Gente menuda
La carrera por el título ha empezado a todo ritmo: al frente de una comitiva de menestrales cargados de redes, balones, mangueras y bidones de agua milagrosa, los entrenadores retocan su dibujo en un desesperado intento de encontrar la simetría. Al fondo, más de cuatrocientos atletas venidos desde todos los rincones se imprimen los abdominales en el gimnasio, y una abigarrada secuencia de caras, cifras y colores ocupa su lugar en el álbum del torneo.
Pero, entre tanta musculatura, un llamativo enjambre de colegas diminutos se filtra por las rendijas del estadio. Son las avispas de la Liga, seres de ojos múltiples, alas transparentes y fibra ligera que dan al juego el doble vértigo del ingenio y la velocidad. Bajo el sol dividido de los focos, Robinho, Aimar, Iniesta, Navas, Tamudo, Messi, Ibagaza, Saviola y otros insectos voladores hacen piruetas, afilan el aguijón y zumban con impaciencia en los panales del área.

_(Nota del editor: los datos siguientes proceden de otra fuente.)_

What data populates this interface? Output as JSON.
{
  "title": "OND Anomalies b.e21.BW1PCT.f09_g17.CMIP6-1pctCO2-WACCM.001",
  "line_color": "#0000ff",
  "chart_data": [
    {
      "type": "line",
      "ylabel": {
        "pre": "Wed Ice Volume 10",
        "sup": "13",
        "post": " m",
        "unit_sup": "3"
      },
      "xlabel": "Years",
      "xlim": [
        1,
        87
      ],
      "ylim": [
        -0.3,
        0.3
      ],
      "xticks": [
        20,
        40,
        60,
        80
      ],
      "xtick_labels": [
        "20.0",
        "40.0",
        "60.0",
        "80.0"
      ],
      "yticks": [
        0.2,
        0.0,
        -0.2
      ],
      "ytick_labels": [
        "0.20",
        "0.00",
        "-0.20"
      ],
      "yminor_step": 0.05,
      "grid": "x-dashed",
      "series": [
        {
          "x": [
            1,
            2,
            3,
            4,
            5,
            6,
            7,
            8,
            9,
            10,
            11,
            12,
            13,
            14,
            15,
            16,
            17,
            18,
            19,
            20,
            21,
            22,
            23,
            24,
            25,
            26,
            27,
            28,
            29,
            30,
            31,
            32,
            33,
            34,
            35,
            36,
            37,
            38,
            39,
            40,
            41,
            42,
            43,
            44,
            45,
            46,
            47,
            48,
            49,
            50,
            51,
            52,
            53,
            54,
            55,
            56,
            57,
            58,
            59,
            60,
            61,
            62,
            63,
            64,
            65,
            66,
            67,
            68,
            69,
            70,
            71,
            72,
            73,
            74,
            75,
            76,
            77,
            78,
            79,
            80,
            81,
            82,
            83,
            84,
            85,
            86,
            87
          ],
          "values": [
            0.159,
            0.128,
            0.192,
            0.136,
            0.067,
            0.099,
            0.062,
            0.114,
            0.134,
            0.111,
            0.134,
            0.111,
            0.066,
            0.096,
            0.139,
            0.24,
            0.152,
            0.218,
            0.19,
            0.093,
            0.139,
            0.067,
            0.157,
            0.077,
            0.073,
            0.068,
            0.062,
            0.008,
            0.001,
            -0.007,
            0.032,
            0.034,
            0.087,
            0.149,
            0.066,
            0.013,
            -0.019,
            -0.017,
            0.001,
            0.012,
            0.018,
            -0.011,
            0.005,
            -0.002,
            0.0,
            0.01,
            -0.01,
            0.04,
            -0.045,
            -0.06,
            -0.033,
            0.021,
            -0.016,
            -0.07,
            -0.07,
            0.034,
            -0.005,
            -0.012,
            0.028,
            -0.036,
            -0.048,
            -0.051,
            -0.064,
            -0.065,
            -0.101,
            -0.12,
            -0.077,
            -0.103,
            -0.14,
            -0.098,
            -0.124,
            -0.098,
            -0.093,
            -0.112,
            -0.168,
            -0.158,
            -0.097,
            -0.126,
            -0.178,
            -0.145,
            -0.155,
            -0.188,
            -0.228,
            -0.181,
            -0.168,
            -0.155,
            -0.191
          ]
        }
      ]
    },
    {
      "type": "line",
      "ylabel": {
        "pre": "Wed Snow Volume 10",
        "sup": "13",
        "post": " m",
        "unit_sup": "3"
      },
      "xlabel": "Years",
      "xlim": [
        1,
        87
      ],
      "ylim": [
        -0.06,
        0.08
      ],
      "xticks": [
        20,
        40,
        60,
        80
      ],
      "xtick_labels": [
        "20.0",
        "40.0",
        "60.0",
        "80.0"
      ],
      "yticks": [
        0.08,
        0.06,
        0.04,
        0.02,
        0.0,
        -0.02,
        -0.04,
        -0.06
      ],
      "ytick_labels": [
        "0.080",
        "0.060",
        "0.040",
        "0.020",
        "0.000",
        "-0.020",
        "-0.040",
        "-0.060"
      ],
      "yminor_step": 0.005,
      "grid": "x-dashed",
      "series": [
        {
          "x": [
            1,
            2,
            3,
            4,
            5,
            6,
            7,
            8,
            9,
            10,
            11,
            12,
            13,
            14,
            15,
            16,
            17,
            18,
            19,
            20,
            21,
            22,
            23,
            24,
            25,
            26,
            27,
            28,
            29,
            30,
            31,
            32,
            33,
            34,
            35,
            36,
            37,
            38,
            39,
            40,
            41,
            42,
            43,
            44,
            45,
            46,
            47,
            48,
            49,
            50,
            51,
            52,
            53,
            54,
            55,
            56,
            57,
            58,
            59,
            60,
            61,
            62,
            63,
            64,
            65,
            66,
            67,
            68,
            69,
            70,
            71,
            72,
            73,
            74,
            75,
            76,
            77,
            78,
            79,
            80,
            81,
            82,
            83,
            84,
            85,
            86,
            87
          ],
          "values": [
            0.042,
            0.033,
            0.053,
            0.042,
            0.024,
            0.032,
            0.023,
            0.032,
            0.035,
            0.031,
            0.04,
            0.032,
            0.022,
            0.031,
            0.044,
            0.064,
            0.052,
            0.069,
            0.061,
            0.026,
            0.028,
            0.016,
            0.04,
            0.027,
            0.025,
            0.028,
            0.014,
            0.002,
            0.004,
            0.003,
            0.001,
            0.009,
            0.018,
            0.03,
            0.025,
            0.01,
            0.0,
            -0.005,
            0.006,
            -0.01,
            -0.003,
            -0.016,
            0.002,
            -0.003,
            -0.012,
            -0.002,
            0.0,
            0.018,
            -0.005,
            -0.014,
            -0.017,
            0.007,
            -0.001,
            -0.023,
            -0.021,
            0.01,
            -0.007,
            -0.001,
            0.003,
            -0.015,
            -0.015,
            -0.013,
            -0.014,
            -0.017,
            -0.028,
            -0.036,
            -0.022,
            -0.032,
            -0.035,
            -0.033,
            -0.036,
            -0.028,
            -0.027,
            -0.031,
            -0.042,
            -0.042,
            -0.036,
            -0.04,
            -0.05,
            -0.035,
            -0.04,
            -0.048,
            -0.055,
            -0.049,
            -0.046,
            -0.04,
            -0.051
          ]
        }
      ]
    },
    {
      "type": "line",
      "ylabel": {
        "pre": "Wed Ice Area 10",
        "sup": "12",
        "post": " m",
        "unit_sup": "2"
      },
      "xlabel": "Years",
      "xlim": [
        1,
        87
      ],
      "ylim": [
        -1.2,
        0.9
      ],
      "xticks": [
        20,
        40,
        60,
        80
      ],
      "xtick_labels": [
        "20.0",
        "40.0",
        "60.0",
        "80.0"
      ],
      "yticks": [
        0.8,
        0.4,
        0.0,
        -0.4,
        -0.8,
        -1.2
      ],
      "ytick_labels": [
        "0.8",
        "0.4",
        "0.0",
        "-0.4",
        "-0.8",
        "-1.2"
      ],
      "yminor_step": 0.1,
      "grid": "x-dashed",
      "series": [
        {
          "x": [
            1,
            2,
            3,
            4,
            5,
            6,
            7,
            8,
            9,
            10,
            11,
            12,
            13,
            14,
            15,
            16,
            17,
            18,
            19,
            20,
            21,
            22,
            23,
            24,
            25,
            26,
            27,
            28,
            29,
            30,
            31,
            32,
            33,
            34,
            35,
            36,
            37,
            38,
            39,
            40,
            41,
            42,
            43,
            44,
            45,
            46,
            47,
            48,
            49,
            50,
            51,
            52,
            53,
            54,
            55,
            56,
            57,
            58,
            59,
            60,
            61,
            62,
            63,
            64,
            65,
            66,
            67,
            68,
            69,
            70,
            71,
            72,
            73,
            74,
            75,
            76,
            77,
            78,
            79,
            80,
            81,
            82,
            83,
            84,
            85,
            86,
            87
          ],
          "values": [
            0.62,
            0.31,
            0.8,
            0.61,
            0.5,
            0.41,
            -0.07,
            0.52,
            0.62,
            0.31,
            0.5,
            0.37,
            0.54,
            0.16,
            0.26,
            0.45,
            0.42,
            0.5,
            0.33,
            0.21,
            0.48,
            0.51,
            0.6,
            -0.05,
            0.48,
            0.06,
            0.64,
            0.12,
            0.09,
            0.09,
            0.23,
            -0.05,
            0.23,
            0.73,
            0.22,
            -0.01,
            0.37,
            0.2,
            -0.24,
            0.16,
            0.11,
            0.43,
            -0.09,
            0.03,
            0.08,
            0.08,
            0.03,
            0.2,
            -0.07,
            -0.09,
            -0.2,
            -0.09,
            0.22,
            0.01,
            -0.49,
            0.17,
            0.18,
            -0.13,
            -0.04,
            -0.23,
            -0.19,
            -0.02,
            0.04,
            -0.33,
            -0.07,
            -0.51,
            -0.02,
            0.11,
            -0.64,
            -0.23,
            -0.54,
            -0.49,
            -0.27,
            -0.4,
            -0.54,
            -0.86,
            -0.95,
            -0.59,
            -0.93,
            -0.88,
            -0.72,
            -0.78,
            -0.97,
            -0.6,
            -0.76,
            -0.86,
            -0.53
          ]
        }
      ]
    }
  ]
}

Quienes piensan que el mercado del fútbol es sólo un mercado de carne suelen mantenerlos bajo sospecha. Compran sus figuras por quintales; les ponen el collar del mastín, nos prometen un equipo y organizan una jauría. Para muchos de ellos, críticos, entrenadores o directivos, estos atletas deben ser la réplica de un mismo modelo industrial; chicos rudos y obedientes que se limiten a seguir instrucciones: que acepten un comportamiento gregario y antepongan el orden a la sutileza. En realidad nadie discute su derecho a ocupar una plaza en el casillero; son personal de mantenimiento, peones de confianza que en un momento dado no tienen inconveniente en matar por encargo. Según se ve, sus valedores ignoran que en el artificio del fútbol los artífices nunca se llamarán Gravesen ni llevarán un redondo de buey en cada pantorrilla: tendrán un perfil escuálido y serán Johan Cruyff, o un aire de tonelito cósmico y serán Maradona, o una estampa de pajarito chueco y serán Garrincha, o el porte cuellilargo del alienígena que llamaron Kopa. Como aquellos juguetes inolvidables serán gente menuda a la que los dioses no han querido distinguir por el tamaño, sino por el brillo.
Puesto que las habilidades de estos ejemplares únicos pertenecen al dominio de la intuición y no son transmisibles, debemos protegerlos por una mera cuestión de egoísmo: además de garantizar la diversidad biológica en el mundo uniformado del deporte, mañana ocuparán algún lugar vacante en nuestra memoria.
Hay una razón definitiva para que los conservemos en nuestras vitrinas: entre ellos y los otros se abre la misma distancia que entre Ronaldinho y Robinho.
Ronaldinho juega en el suelo. Robinho juega en el aire.